Configure Columns: Text Files

The Configure Columns dialog changes options depending on the file type specified in the Hadoop File properties dialog. The options described in this topic are available for text files.

Column configuration Description
Vertical/Horizontal File View If the text file contains a large number of columns, then you can click the switch icon (Switch icon 
      ), located in the top right corner, to change the display of the columns between vertical and horizontal. For files that have more than 300 columns, only the vertical view is available.
Escape and Quote Characters Specify the escape and quote characters used in the file.
Delimiter

Select the delimiter from the list.

  • Comma
  • Tab
  • Semicolon
  • Space
  • Control-A
  • Other (Choosing Other specifies that a custom character is used as the delimiter.)

Headers

When TIBCO Data Science – Team Studio opens the Configure Columns dialog, TIBCO Data Science – Team Studio uses heuristics to determine if the first row of data is a header row, and selects or clears the control First row contains header based on this determination. You can select or clear this property manually.

  • If TIBCO Data Science – Team Studio determines that the first row contains header information, then the contents of the row are used as the default column names, and the setting First row contains header is selected.
  • If the source data does not have a header row, then clear First row contains header.
  • If the file does not include headers, but the header information is available in a separate file, then you can set the header file. Click Load header from file and then browse to and select a file from the Hadoop file selector.
Data Columns

TIBCO Data Science – Team Studio attempts to infer the correct column names and data types by using a sample of the first few rows. When the dialog is displayed, each column is preceded by the inferred data type.

You can change these settings by providing new column names and data types.

The drop-down list box provides a list of standard data types.

  • chararray
  • int
  • long
  • float
  • double
  • bytearray
  • sparse
  • datetime
  • datetimeyyyy-MM-dd'T'HH:mm:ss
  • datetimeyyyyMMdd HH:mm
  • datetimeyyyy-MM-dd
  • datetimeHH:mm:ss
  • datetimeyyyy-MM-dd'T'HH:mm:ss.SSSZ
  • datetimeMM-dd-yyyy
  • datetimeMM/dd/yyyy
  • datetimedd-MM-yyyy
  • datetimeyyyy-MM-dd HH:mm:ss
  • datetimeyyyy-MM-dd'T'HH:mm:ss.SSSZZ

You can change the data type for multiple columns. Set the view to horizontal format, select the checkboxes for the desired columns, and then click Configure Selected.

Configure Selected drop-down list

The list of columns can also be filtered with the filter field.

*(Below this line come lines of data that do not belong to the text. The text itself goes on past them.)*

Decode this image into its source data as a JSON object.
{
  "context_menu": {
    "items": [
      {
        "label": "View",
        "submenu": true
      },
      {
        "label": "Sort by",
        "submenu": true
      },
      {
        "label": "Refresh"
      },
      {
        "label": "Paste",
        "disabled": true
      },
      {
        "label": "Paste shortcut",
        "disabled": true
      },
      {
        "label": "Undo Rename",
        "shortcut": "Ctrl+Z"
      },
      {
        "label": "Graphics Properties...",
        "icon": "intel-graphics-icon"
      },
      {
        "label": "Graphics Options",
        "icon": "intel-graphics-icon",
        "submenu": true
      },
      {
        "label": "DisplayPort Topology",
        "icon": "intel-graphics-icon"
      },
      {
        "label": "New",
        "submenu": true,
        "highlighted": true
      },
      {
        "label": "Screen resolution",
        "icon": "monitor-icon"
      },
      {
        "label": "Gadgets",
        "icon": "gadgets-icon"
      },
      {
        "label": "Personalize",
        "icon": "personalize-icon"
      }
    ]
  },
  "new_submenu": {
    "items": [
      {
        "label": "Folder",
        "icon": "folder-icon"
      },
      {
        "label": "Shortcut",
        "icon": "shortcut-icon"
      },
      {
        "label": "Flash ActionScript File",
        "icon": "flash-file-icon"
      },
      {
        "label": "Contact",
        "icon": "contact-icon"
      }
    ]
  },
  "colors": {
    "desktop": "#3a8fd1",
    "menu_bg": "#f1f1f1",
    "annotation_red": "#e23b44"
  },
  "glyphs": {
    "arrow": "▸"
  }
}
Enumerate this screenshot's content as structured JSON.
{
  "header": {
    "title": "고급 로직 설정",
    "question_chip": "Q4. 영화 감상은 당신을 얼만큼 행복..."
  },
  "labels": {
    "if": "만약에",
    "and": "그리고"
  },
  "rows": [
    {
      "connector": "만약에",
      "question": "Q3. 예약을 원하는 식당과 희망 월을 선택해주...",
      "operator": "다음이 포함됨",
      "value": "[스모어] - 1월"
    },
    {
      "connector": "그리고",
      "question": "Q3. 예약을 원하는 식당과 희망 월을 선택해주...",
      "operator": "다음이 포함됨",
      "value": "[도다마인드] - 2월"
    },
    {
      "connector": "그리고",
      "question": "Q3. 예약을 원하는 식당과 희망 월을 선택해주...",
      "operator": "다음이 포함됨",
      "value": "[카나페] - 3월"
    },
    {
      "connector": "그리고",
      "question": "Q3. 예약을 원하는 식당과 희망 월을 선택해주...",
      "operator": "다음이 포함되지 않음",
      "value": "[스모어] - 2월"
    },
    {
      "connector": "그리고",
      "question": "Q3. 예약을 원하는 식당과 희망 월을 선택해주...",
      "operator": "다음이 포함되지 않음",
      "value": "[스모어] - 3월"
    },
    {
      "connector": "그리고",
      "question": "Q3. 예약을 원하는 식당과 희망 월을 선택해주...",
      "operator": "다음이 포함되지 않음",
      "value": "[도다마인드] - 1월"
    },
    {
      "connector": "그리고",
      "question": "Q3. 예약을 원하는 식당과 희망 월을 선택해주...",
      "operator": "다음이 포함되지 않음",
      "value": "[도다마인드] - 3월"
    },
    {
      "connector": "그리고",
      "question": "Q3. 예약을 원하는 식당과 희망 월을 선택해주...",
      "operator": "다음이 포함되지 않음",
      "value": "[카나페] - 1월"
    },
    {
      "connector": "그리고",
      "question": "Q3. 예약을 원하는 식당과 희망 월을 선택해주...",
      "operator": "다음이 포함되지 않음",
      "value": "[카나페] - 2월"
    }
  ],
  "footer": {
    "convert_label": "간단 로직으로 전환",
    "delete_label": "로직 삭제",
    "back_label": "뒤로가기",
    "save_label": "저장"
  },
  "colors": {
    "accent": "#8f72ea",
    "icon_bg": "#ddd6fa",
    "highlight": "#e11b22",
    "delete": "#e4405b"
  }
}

Note: For datetime data types, if the source data uses the ISO datetime format, you should select the basic datetime data type option to preserve the flexibility of the ISO formatting. ISO provides an international data exchange format framework for datetime data types that converts all datetime values into the number of milliseconds since 1970. For more details, see ISO DateTime Format.

If the source data is not in ISO datetime format, you must select from the list of predefined formats the specific datetime format of the imported data file.

You can modify the list of specific datetime data type formats for the application using Datetime Format Preferences.

Default datetime formats in TIBCO Data Science – Team Studio are listed in the drop-down list box.

Although a list of datetime formats are pre-defined, you can override the defaults at run-time and specify a different datetime format (for a one-time Hadoop file import) using Joda-Time API formatting.